The films were also screened to younger students. Klos told me that I shouldn’t show the film to them as a student called Kavčiak was an informer and a rat. The instruction that should have been given by Vávra as the Department’s Head, wasn’t given. So I went to see Schorm with whom I’ve been friends already at school. I told him “Evald, I’d like you to persuade Vávra to allow the film to be copied.” Vávra, who was later very sorry for that, signed it and then came a denunciation at Barrandov. When I went there to collect my copy of the film, I was told that it had already been taken to the ministry. Had I not insisted on that copy, there probably wouldn’t have been an affair, but who knows, there are many rats here.

So you didn’t expect such a dramatic impact?

The film was confiscated during the holidays in 1970. There were two controllers whose careers at Barrandov were boosted because of that. There were also talks of closing FAMU because two critical cases – film The Uninvited Guest and professor Milan Kundera. In this respect, it was quite flattering, but it was still crushing.

How did the approval process for production look like back then and what about the script of The Uninvited Guest? There must have been some indications.

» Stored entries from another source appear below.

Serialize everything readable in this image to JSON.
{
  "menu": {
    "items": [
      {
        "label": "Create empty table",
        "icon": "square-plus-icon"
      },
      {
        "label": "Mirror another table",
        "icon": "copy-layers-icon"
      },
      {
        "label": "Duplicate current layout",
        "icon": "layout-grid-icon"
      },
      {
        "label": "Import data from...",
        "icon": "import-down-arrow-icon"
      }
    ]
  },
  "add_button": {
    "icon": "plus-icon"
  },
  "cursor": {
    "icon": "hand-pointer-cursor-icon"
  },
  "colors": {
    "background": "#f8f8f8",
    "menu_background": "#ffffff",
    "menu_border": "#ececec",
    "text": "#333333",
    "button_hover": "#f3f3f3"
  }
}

I finished the story a year earlier; it was more or less an absurdity in the lines of “there’s someone who watches others in every family.” But as I had more material than for The Wedding Night, I kept it. And then the Russians came so we were living in that absurdity. The situation influenced me. The Ministry of Interior pointed out that Landovský’s character had two watches and that I chose Hálek for his resemblance to Biľak and other nonsensical stuff that a normal person wouldn’t even think about. But the message was clear. We all eventually ended up in the Ruzyně prison being interrogated, the whole crew and pedagogues as well. We tried to argue that it was an absurdity and look for connections to absurd theatre. In school, you could react immediately. Kachyňa looked at the script and told me that it was crazy but that I should do it if I want. But he wasn’t very excited about the script.

What film did you plan to make in school but couldn’t finish?

In the fifth year, I prepared a film, I even finished the script. I eventually made it after the Velvet Revolution, it’s titled Happy Family (Šťastná Rodina, 1990). But I didn’t have the drive I used to have. The Revolution came ten or fifteen years too late for me.